Ouvertures follows the ghost of Toussaint Louverture, a leader in the Haitian Revolution, as he travels from the prison cell in the Jura mountains where he spent his final days to present-day Haiti, where he encounters the Living and the Dead Ensemble as they attempt to “creolize” Monsieur Toussaint, Édouard Glissant’s 1961 play about his death.
The Living and the Dead Ensemble is Atchasou, Léonard Jean Baptiste, Mackenson Bijou, Rossi Jacques Casimir, Dieuvela Cherestal, James Desiris, James Fleurissaint, Louis Henderson, Cynthia Maignan, Olivier Marboeuf and Zakh Turin.
“The narration takes place between two locations: France and Haiti – where a ghost story unfolds about the history of the Haitian revolution. In 1791, the slaves and the freed people of colour in the colony of Saint-Domingue rose up against the French. In the process they abolished slavery on the island and established the first free black state in the Americas with the Haitian constitution of 1804. Somewhat obscured and ignored throughout history, considered minor to the revolutions of the USA and France, the Haitian Revolution was perhaps the only revolution of the 18th and 19th centuries to truly live up to the Enlightenment ideals of the universal human rights of freedom and equality. The Revolution was initially led by a former slave who became an army general: François-Dominique Toussaint Louverture (20 May 1743 - 7 April 1803), also known as Toussaint L’Ouverture. He was arrested by Napoleon Bonaparte’s army in 1802 and brought to France, imprisoned in a medieval castle in the Jura Mountains where he died from pneumonia and malnutrition in April 1803. Ouvertures takes the viewer on a journey from the National Archives in France, to the frozen stratigraphic landscapes of the French Jura and into the heart of a baroque-like limestone cave, through rivers and waterfalls into the sea that connects these two worlds, eventually arriving in Haiti, where we come across a group of young actors rehearsing scenes from a Creole translation of the play Monsieur Toussaint by Édouard Glissant.”
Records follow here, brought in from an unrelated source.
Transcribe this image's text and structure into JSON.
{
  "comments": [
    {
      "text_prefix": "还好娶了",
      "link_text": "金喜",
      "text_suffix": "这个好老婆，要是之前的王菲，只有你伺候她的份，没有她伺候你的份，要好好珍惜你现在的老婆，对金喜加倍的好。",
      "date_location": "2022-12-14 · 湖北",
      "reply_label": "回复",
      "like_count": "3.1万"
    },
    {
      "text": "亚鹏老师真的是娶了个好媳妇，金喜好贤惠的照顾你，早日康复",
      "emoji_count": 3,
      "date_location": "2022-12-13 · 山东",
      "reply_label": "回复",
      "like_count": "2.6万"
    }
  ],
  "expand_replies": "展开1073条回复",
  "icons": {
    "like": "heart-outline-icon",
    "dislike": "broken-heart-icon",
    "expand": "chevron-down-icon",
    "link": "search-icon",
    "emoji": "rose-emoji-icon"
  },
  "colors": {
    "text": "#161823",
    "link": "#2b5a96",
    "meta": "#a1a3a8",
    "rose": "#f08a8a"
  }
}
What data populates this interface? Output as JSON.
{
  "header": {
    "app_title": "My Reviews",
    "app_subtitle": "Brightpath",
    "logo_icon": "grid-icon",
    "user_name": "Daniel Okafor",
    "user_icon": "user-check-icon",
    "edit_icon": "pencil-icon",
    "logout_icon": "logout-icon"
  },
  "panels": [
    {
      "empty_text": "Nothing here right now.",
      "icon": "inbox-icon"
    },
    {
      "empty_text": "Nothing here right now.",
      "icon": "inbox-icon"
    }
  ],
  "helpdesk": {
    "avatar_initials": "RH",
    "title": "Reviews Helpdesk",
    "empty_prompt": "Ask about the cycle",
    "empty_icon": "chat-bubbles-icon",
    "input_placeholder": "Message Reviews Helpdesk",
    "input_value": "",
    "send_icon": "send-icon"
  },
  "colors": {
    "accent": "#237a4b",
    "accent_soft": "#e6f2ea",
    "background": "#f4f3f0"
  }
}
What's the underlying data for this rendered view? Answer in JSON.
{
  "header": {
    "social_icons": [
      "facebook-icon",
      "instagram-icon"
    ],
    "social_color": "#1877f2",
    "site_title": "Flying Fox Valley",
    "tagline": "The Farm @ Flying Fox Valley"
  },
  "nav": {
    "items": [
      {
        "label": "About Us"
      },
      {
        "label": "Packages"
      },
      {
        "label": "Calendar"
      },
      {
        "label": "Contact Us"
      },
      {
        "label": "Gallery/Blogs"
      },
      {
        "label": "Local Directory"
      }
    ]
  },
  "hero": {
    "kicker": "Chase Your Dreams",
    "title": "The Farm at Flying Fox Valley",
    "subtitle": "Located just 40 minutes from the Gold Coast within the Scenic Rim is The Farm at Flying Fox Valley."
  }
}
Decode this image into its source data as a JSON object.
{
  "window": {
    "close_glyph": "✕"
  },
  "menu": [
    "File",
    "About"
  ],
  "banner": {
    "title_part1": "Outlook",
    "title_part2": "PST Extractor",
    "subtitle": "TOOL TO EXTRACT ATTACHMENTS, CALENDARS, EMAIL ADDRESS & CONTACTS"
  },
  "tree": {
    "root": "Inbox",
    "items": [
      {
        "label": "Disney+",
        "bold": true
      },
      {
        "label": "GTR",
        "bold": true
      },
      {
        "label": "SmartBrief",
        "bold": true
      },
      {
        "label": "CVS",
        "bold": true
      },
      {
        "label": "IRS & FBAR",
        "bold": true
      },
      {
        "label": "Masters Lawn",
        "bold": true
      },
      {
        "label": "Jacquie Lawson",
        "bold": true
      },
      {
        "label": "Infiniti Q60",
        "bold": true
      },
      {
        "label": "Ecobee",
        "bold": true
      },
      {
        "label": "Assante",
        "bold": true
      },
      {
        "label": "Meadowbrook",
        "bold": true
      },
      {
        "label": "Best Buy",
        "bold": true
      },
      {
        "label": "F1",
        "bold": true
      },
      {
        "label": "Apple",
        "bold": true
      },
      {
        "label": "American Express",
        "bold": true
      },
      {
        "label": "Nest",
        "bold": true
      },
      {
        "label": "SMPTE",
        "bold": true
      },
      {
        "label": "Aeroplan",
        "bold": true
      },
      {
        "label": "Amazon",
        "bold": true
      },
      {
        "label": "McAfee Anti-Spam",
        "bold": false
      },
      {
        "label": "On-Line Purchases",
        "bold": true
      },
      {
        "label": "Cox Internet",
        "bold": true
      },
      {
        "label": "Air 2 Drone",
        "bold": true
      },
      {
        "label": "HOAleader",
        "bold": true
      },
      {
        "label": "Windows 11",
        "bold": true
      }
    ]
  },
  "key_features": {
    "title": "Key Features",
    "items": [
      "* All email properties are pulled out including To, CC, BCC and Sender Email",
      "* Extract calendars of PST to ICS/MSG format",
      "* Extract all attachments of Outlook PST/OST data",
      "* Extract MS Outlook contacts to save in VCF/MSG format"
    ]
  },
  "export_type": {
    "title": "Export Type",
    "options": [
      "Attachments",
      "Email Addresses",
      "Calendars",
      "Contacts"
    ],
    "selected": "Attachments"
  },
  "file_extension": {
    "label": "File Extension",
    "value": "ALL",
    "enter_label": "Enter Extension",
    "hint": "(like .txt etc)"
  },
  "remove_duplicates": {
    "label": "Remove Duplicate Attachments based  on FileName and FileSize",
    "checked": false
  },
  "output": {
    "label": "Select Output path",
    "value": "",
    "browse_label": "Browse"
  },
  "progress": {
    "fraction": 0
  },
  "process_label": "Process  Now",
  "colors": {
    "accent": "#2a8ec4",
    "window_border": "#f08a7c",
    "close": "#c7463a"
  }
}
On & For Production and Distribution1
“But among these literary opponents of slavery was one who, nine years before the fall of the Bastille, called boldly for a slave revolution with a passionate conviction that it was bound to come some day and relieve Africa and Africans. He was a priest, the Abbé Raynal, and he preached his revolutionary doctrine in the Philosophical and Political History of the Establishments and Commerce of the Europeans in the Two Indies. It was a book famous in its time and it came into the hands of the slave most fitted to make use of it, Toussaint L’Ouverture.”
C. L. R. James2
“Toussaint, the most unhappy Man of Men!
Whether the rural Milk-maid by her Cow
Sing in thy hearing, or thou liest now
Alone in some deep dungeon’s earless den,
O miserable Chieftain! where and when
Wilt thou find patience? Yet die not; do thou
Wear rather in thy bonds a cheerful brow:
Though fallen Thyself, never to rise again,
Live, and take comfort. Thou hast left behind
Powers that will work for thee; air, earth, and skies;
There’s not a breathing of the common wind
That will forget thee; thou hast great allies;
Thy friends are exultations, agonies,
And love, and Man’s unconquerable mind.”
- 1On & For Production and Distribution
- 2C. L. R. James, The Black Jacobins: Toussaint L'Ouverture and the San Domingo Revolution, 2nd ed. (New York: Vintage Books, 1941) 25.
- 3William Wordsworth, “To Toussaint L’Ouverture” (1803), cited in George Tyson, Jr., ed., Toussaint Louverture, (Englewood Cliffs, NJ: Prentice Hall, 1973), 114.